Law enforcement members don't deliver sweepstakes prizes.

Photo of a woman receiving an oversized check.
Can you tell fake PCH wins from the real thing?. Image © Chip Simons / Getty Images

Scam Example: Federal Marshals Don't Deliver PCH Prizes

Scam artists use many different tactics to make themselves sound like they are trustworthy, including posing as law enforcement officials.

One famous scam example is a person claiming to be a federal marshall on the Publisher's Clearing House Prize Patrol.

The sweepstakes scam starts with a phone call from someone claiming to be a Federal Marshal or another type of law enforcement agent.

They tell the person who answers the phone that they are from the PCH Prize Patrol, and they are going to deliver a prize of $90,000 or more to their home. They just need the so-called winner to wire them some money first to cover "insurance."

This scam example has already used two of my Top Warning Signs of Sweepstakes Scams: warning sign #1, "Sweepstakes Scams Require You Pay to Receive the Prize" and Warning Sign #10, "Sweepstakes Scams Can Pose As Government Organizations."

If a real law enforcement officer does call your home, you can always ask for a name, department, and badge number, and call their precinct or agency to verify that the officer is legitimate. Be sure to look up the number of the law enforcement agency yourself. It's easy for a scammer to get a friend to pose as a supervisor to verify his story.

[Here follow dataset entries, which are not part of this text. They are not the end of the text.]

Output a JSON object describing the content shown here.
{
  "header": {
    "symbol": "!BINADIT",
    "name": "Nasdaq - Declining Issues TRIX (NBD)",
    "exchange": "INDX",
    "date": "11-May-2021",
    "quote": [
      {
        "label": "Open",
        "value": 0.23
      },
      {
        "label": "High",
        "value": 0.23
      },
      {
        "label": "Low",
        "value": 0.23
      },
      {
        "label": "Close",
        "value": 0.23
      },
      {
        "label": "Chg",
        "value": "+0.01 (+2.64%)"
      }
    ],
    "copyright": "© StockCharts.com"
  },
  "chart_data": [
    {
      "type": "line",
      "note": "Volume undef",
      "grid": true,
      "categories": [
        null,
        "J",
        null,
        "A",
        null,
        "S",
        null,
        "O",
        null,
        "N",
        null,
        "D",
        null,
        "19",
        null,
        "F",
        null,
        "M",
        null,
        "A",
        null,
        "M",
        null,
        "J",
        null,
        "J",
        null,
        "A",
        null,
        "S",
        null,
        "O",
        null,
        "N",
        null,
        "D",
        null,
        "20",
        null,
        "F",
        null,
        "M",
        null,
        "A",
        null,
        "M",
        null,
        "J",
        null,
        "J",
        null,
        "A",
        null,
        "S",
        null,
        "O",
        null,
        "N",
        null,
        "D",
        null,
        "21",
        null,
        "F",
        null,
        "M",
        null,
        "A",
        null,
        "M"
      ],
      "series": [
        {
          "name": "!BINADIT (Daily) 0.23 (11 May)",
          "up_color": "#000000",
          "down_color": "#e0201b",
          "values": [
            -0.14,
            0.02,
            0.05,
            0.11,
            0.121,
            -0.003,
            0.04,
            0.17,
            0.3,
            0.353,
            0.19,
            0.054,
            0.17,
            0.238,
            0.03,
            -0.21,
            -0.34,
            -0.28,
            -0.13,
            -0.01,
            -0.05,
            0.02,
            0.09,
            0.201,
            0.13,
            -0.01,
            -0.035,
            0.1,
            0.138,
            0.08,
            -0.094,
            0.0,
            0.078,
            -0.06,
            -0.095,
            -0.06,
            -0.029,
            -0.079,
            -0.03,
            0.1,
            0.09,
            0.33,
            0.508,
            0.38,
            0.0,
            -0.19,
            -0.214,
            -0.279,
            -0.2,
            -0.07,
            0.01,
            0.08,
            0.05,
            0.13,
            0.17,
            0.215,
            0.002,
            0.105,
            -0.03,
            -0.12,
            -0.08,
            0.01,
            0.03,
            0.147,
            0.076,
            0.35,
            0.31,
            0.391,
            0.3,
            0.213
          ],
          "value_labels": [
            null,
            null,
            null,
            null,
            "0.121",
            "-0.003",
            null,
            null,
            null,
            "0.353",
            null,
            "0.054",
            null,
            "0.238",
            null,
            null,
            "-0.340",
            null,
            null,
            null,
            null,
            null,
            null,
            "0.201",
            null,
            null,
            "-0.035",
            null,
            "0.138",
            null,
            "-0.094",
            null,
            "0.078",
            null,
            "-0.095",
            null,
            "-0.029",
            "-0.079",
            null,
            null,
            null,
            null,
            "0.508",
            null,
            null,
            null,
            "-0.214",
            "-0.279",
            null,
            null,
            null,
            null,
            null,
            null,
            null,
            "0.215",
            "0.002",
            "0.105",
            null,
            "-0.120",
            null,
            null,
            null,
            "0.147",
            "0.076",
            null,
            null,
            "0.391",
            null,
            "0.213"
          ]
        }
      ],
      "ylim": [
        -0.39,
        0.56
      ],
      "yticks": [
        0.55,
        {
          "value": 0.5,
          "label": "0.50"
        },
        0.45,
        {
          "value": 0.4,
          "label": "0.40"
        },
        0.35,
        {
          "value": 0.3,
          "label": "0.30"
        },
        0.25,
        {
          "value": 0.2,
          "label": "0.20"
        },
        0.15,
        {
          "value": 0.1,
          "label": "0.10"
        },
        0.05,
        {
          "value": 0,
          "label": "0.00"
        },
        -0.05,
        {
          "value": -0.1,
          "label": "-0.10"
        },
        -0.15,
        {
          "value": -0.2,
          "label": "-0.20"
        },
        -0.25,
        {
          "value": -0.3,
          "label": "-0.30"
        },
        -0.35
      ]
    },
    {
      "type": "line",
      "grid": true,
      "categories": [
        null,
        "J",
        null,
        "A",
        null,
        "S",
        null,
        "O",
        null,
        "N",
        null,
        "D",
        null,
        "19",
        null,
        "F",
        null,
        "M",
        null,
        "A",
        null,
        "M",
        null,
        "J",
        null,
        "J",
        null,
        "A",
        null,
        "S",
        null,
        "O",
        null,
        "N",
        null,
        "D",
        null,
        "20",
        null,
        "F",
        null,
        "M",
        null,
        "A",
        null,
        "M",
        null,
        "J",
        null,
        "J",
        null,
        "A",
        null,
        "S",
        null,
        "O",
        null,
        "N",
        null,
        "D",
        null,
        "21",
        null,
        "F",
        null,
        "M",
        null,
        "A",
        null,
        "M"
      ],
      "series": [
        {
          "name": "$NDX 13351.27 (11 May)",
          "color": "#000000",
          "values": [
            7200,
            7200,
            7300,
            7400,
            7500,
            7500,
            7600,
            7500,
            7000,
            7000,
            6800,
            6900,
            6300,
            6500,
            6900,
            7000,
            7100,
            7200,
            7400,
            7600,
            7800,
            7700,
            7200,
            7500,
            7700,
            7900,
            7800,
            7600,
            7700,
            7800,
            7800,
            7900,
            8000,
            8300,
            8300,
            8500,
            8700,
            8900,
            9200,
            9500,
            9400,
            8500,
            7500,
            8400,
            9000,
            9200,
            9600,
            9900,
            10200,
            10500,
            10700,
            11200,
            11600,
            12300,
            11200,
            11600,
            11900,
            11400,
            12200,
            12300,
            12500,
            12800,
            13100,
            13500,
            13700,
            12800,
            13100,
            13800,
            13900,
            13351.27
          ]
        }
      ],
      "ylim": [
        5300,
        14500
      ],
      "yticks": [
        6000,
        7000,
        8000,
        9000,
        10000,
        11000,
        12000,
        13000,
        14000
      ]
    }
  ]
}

Publisher's Clearing House also offers a phone number you can call to verify whether you've really won a prize.

You can find it in my Publisher's Clearing House FAQ.

In addition, remember that the Publisher's Clearing House Prize Patrol does not include law enforcement officers. Federal Marshals do not call people with win notifications. And most of all, you never have to wire money to anyone to receive a legitimate prize.

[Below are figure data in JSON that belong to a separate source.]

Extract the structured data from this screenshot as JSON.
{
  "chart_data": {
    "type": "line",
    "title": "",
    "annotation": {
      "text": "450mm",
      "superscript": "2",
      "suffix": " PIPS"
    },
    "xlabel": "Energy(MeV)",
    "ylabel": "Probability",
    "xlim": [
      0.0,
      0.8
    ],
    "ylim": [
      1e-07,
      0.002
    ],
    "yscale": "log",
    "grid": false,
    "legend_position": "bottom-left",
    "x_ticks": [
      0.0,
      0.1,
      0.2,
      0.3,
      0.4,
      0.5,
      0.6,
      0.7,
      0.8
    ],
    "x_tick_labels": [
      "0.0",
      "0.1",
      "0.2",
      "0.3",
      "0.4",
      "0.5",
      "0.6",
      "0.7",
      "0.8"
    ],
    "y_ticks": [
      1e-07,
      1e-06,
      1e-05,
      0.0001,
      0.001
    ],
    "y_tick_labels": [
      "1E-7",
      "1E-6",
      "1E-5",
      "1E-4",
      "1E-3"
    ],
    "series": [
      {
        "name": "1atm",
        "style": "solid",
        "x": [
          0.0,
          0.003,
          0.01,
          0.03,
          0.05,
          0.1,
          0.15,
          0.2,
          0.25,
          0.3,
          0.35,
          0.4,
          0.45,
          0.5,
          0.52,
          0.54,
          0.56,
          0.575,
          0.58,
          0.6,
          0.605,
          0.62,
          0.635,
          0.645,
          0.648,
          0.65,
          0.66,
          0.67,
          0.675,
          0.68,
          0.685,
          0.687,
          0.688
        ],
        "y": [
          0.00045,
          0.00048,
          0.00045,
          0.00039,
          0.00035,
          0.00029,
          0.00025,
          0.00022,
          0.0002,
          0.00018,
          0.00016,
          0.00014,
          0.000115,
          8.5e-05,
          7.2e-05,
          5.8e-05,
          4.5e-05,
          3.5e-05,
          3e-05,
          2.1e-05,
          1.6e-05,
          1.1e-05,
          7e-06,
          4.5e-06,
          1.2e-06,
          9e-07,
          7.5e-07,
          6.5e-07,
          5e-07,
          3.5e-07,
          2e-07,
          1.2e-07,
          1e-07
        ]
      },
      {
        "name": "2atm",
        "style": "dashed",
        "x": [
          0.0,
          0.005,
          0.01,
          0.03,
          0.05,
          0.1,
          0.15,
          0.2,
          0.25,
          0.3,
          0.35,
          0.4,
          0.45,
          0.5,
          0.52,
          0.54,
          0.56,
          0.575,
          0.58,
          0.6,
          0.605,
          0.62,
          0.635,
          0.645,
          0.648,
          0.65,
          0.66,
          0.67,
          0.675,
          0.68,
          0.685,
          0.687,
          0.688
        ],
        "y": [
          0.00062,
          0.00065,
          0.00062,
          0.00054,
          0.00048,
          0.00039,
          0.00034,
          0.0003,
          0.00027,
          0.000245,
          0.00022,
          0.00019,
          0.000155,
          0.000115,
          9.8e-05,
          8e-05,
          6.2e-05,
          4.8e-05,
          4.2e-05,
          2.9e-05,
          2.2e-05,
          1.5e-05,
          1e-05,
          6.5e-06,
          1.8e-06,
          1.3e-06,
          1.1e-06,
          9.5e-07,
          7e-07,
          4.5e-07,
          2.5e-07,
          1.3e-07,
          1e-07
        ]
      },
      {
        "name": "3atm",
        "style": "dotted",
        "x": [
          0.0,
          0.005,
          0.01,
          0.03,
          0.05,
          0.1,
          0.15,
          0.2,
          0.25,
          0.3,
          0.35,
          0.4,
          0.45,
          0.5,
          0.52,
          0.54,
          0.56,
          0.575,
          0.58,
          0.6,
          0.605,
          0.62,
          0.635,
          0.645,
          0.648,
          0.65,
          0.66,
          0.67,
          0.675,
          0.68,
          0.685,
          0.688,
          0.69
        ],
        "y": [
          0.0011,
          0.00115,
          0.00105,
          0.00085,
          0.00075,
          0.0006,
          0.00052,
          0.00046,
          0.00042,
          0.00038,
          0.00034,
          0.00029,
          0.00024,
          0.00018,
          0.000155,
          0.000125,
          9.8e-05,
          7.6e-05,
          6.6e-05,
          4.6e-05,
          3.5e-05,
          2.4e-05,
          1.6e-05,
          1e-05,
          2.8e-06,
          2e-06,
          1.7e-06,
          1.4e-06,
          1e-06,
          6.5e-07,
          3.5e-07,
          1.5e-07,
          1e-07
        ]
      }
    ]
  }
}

Sweepstakes Scam Example: Larry Hourd and the Kansas City Award Notification Commission

This scam is just barely legal, but it clearly tries to trick people into sending money to win a prize, something that no legitimate sweepstakes would ever do.

It works like this: the scam victim receives an official-looking letter in the mail from Larry Hourd and the Kansas City Award Notification Commission, which seems to state that he or she has won a huge prize worth a million or two million dollars.

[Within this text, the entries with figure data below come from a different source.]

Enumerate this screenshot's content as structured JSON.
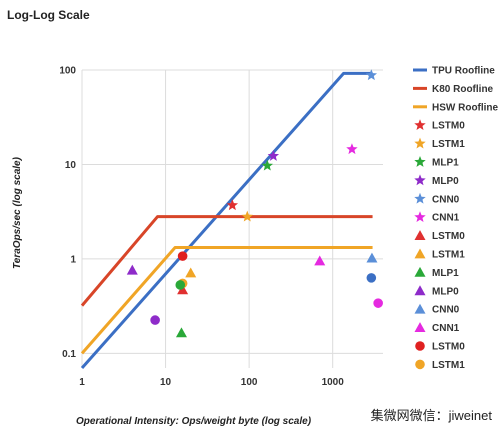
{
  "chart_data": {
    "type": "scatter",
    "title": "Log-Log Scale",
    "xlabel": "Operational Intensity: Ops/weight byte (log scale)",
    "ylabel": "TeraOps/sec (log scale)",
    "x_scale": "log",
    "y_scale": "log",
    "xlim": [
      1,
      4000
    ],
    "ylim": [
      0.07,
      100
    ],
    "x_ticks": [
      1,
      10,
      100,
      1000
    ],
    "x_tick_labels": [
      "1",
      "10",
      "100",
      "1000"
    ],
    "y_ticks": [
      0.1,
      1,
      10,
      100
    ],
    "y_tick_labels": [
      "0.1",
      "1",
      "10",
      "100"
    ],
    "grid": true,
    "legend_position": "right",
    "series": [
      {
        "name": "TPU Roofline",
        "kind": "line",
        "color": "#3b6fc4",
        "x": [
          1,
          1350,
          3000
        ],
        "y": [
          0.07,
          92,
          92
        ]
      },
      {
        "name": "K80 Roofline",
        "kind": "line",
        "color": "#d84528",
        "x": [
          1,
          8,
          3000
        ],
        "y": [
          0.32,
          2.8,
          2.8
        ]
      },
      {
        "name": "HSW Roofline",
        "kind": "line",
        "color": "#f0a526",
        "x": [
          1,
          13,
          3000
        ],
        "y": [
          0.1,
          1.32,
          1.32
        ]
      },
      {
        "name": "LSTM0",
        "kind": "point",
        "marker": "star",
        "color": "#e03030",
        "x": [
          63
        ],
        "y": [
          3.7
        ]
      },
      {
        "name": "LSTM1",
        "kind": "point",
        "marker": "star",
        "color": "#f0a526",
        "x": [
          95
        ],
        "y": [
          2.8
        ]
      },
      {
        "name": "MLP1",
        "kind": "point",
        "marker": "star",
        "color": "#2aa838",
        "x": [
          165
        ],
        "y": [
          9.7
        ]
      },
      {
        "name": "MLP0",
        "kind": "point",
        "marker": "star",
        "color": "#8e2bc9",
        "x": [
          195
        ],
        "y": [
          12.3
        ]
      },
      {
        "name": "CNN0",
        "kind": "point",
        "marker": "star",
        "color": "#5b8fd8",
        "x": [
          2900
        ],
        "y": [
          88
        ]
      },
      {
        "name": "CNN1",
        "kind": "point",
        "marker": "star",
        "color": "#e52ae0",
        "x": [
          1700
        ],
        "y": [
          14.5
        ]
      },
      {
        "name": "LSTM0",
        "kind": "point",
        "marker": "triangle",
        "color": "#e03030",
        "x": [
          16
        ],
        "y": [
          0.47
        ]
      },
      {
        "name": "LSTM1",
        "kind": "point",
        "marker": "triangle",
        "color": "#f0a526",
        "x": [
          20
        ],
        "y": [
          0.71
        ]
      },
      {
        "name": "MLP1",
        "kind": "point",
        "marker": "triangle",
        "color": "#2aa838",
        "x": [
          15.5
        ],
        "y": [
          0.165
        ]
      },
      {
        "name": "MLP0",
        "kind": "point",
        "marker": "triangle",
        "color": "#8e2bc9",
        "x": [
          4
        ],
        "y": [
          0.76
        ]
      },
      {
        "name": "CNN0",
        "kind": "point",
        "marker": "triangle",
        "color": "#5b8fd8",
        "x": [
          2950
        ],
        "y": [
          1.02
        ]
      },
      {
        "name": "CNN1",
        "kind": "point",
        "marker": "triangle",
        "color": "#e52ae0",
        "x": [
          700
        ],
        "y": [
          0.95
        ]
      },
      {
        "name": "LSTM0",
        "kind": "point",
        "marker": "circle",
        "color": "#e02020",
        "x": [
          16
        ],
        "y": [
          1.07
        ]
      },
      {
        "name": "LSTM1",
        "kind": "point",
        "marker": "circle",
        "color": "#f0a526",
        "x": [
          16
        ],
        "y": [
          0.55
        ]
      },
      {
        "name": "",
        "kind": "point",
        "marker": "circle",
        "color": "#2aa838",
        "x": [
          15
        ],
        "y": [
          0.53
        ]
      },
      {
        "name": "",
        "kind": "point",
        "marker": "circle",
        "color": "#8e2bc9",
        "x": [
          7.5
        ],
        "y": [
          0.225
        ]
      },
      {
        "name": "",
        "kind": "point",
        "marker": "circle",
        "color": "#3b6fc4",
        "x": [
          2900
        ],
        "y": [
          0.63
        ]
      },
      {
        "name": "",
        "kind": "point",
        "marker": "circle",
        "color": "#e52ae0",
        "x": [
          3500
        ],
        "y": [
          0.34
        ]
      }
    ],
    "legend": [
      {
        "label": "TPU Roofline",
        "marker": "line",
        "color": "#3b6fc4"
      },
      {
        "label": "K80 Roofline",
        "marker": "line",
        "color": "#d84528"
      },
      {
        "label": "HSW Roofline",
        "marker": "line",
        "color": "#f0a526"
      },
      {
        "label": "LSTM0",
        "marker": "star",
        "color": "#e03030"
      },
      {
        "label": "LSTM1",
        "marker": "star",
        "color": "#f0a526"
      },
      {
        "label": "MLP1",
        "marker": "star",
        "color": "#2aa838"
      },
      {
        "label": "MLP0",
        "marker": "star",
        "color": "#8e2bc9"
      },
      {
        "label": "CNN0",
        "marker": "star",
        "color": "#5b8fd8"
      },
      {
        "label": "CNN1",
        "marker": "star",
        "color": "#e52ae0"
      },
      {
        "label": "LSTM0",
        "marker": "triangle",
        "color": "#e03030"
      },
      {
        "label": "LSTM1",
        "marker": "triangle",
        "color": "#f0a526"
      },
      {
        "label": "MLP1",
        "marker": "triangle",
        "color": "#2aa838"
      },
      {
        "label": "MLP0",
        "marker": "triangle",
        "color": "#8e2bc9"
      },
      {
        "label": "CNN0",
        "marker": "triangle",
        "color": "#5b8fd8"
      },
      {
        "label": "CNN1",
        "marker": "triangle",
        "color": "#e52ae0"
      },
      {
        "label": "LSTM0",
        "marker": "circle",
        "color": "#e02020"
      },
      {
        "label": "LSTM1",
        "marker": "circle",
        "color": "#f0a526"
      }
    ]
  },
  "watermark": "集微网微信：jiweinet"
}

The letter also appears to request a fee (sometimes reported as $11.89, sometimes more) to claim the prize.

At this point, your alarm bells should be ringing. Hopefully, you know you never need to pay to claim a prize, and you know that you wouldn't be able to claim a prize that large without an affidavit

If you read the fine print carefully, you'll find that the company is misleading you. You haven't won a prize yet. Rather, you will win a prize if you return the entry form, and if your randomly-assigned number matches the winning number. And what are the odds of that happening?

Oh, and that fee? It's actually just to get a coupon book, nothing to do with the sweepstakes at all.

So is it a legal sweepstakes?

Maybe, but I wouldn't give my information to any company that used tactics that are so misleading.